So nun kommt meine Frage, was muss ich tun, damit endlich mein Gnome wieder vernünftig läuft?

Ich hoffe jemand von euch kann mir helfen!

MfG

haegar87[/quote]

----------

## Max Steel

evtl einfach nur xdm neustarten (/etc/init.d/xdm restart oder strg+alt+<--)

----------

## haegar87

Bringt nichts... kommt genau die gleiche Meldung!

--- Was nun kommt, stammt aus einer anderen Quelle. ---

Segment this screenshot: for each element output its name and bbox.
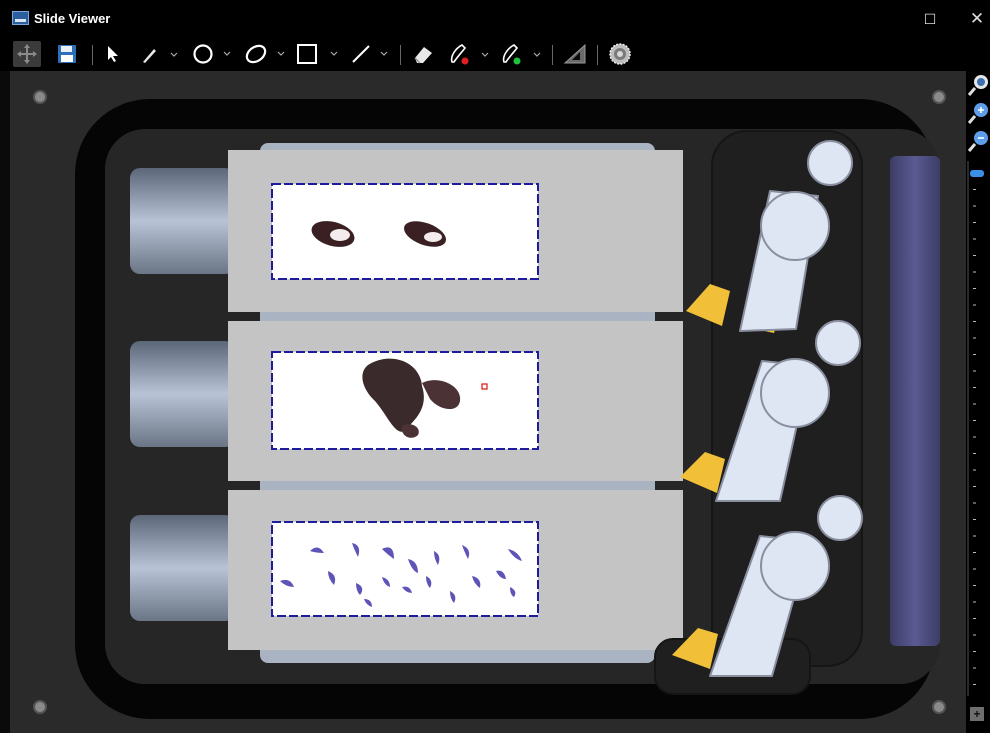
maximize-button[interactable]: ☐ xyxy=(910,7,950,31)
triangle-ruler-icon xyxy=(563,43,586,64)
move-arrows-icon xyxy=(17,44,37,64)
barrel-3 xyxy=(130,515,235,621)
screw-bottom-left xyxy=(33,700,47,714)
app-icon xyxy=(12,11,29,25)
gear-icon xyxy=(609,43,631,65)
brush-icon xyxy=(143,49,178,63)
slide-1[interactable] xyxy=(228,150,683,312)
floppy-disk-icon xyxy=(58,45,76,63)
toolbar-separator xyxy=(552,45,553,65)
cursor-arrow-icon xyxy=(108,46,118,62)
ellipse-icon xyxy=(245,44,285,64)
screw-top-right xyxy=(932,90,946,104)
measure-tool-button[interactable] xyxy=(561,41,589,67)
select-tool-button[interactable] xyxy=(104,41,122,67)
toolbar-separator xyxy=(597,45,598,65)
zoom-fit-button[interactable] xyxy=(966,73,990,99)
pen-green-icon xyxy=(502,44,541,65)
positive-pen-tool-button[interactable] xyxy=(500,41,546,67)
zoom-expand-button[interactable]: + xyxy=(970,707,984,721)
screw-top-left xyxy=(33,90,47,104)
tray-rail xyxy=(890,156,940,646)
ellipse-tool-button[interactable] xyxy=(244,41,288,67)
eraser-tool-button[interactable] xyxy=(409,41,437,67)
toolbar-separator xyxy=(92,45,93,65)
close-button[interactable]: ✕ xyxy=(957,7,990,31)
slide-viewer-window: Slide Viewer ☐ ✕ + xyxy=(0,0,990,733)
toolbar-separator xyxy=(400,45,401,65)
brush-tool-button[interactable] xyxy=(140,41,180,67)
save-tool-button[interactable] xyxy=(55,41,79,67)
negative-pen-tool-button[interactable] xyxy=(448,41,494,67)
line-tool-button[interactable] xyxy=(350,41,392,67)
zoom-slider-ticks xyxy=(967,161,976,696)
zoom-fit-icon xyxy=(967,75,988,96)
rectangle-tool-button[interactable] xyxy=(296,41,342,67)
barrel-2 xyxy=(130,341,235,447)
window-title: Slide Viewer xyxy=(34,11,111,26)
slide-3[interactable] xyxy=(228,490,683,650)
zoom-slider[interactable] xyxy=(966,161,990,701)
zoom-slider-thumb[interactable] xyxy=(970,170,984,177)
slide-2[interactable] xyxy=(228,321,683,481)
zoom-panel: + xyxy=(966,71,990,733)
zoom-out-button[interactable] xyxy=(966,129,990,155)
title-bar: Slide Viewer ☐ ✕ xyxy=(0,0,990,37)
zoom-in-icon xyxy=(967,103,988,124)
zoom-out-icon xyxy=(967,131,988,152)
pen-red-icon xyxy=(450,44,489,65)
zoom-in-button[interactable] xyxy=(966,101,990,127)
rectangle-icon xyxy=(297,44,338,64)
settings-tool-button[interactable] xyxy=(606,41,634,67)
slide-canvas[interactable] xyxy=(10,71,966,733)
line-icon xyxy=(352,45,388,63)
slide-tray-scene xyxy=(10,71,966,733)
barrel-1 xyxy=(130,168,235,274)
circle-icon xyxy=(193,44,231,64)
toolbar xyxy=(0,37,990,71)
eraser-icon xyxy=(414,47,432,64)
screw-bottom-right xyxy=(932,700,946,714)
pan-tool-button[interactable] xyxy=(13,41,41,67)
circle-tool-button[interactable] xyxy=(192,41,234,67)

Hab schon xdm neugestartet und sogar neu gebootet -.-

----------

## flammenflitzer

Und wenn du in die .xinitrc gnome einträgst und dann per startx startest? etc-update gemacht? Vielleicht config löschen und gdm neu installieren?

----------

## haegar87

Bringt auch nix.. kommt die gleiche Meldung..

Das Problem is ja nicht GDM sondern gnome-session.

Ich weiß allmählig nicht mehr weiter.. hab schon gdm, gnome, dbus, hald neuemergert... ohne Verbesserung -.-

----------

## flammenflitzer

Mal einen neuen Testuser angelegt? Liegt vielleicht an den configs.

----------

## Josef.95

Falls du die Version "x11-libs/libxklavier-3.8" installiert hast, probiere es mal mit 3.6

siehe hierzu zb

http://www.gentooforum.de/artikel/16583/problem-mit-gnome-einstellungen.html

http://www.gentooforum.de/artikel/16893/der-einstellungsd-mon-wurde-zu-oft-neu-gestertet.html

usw

----------

## haegar87

Habe schon doie libxklavier 3.6 ausprobiert.. gleiches Problem!

Hab dann wieder auf die 3.8 gewechselt... ich glaub mein Rechner will mir sagen, ich soll kein Gentoo benutzen -.-

----------

## flammenflitzer

 *flammenflitzer wrote:*   

> Mal einen neuen Testuser angelegt? Liegt vielleicht an den configs.

 

----------

## haegar87

Habe ich ebenfalls getan... ohne Erfolg... 

Bin jetzt auf kde-4.2 umgestiegen... gefällt mir soweit auch sehr gut!

Trotzdem danke an alle die versucht haben, das Problem zu lösen  :Wink: 

MfG

haegar87

----------

## flammenflitzer

Ich nutze auch kde4.2. Und die meisten Apps dazu sind gtk/ gnome-apps.

----------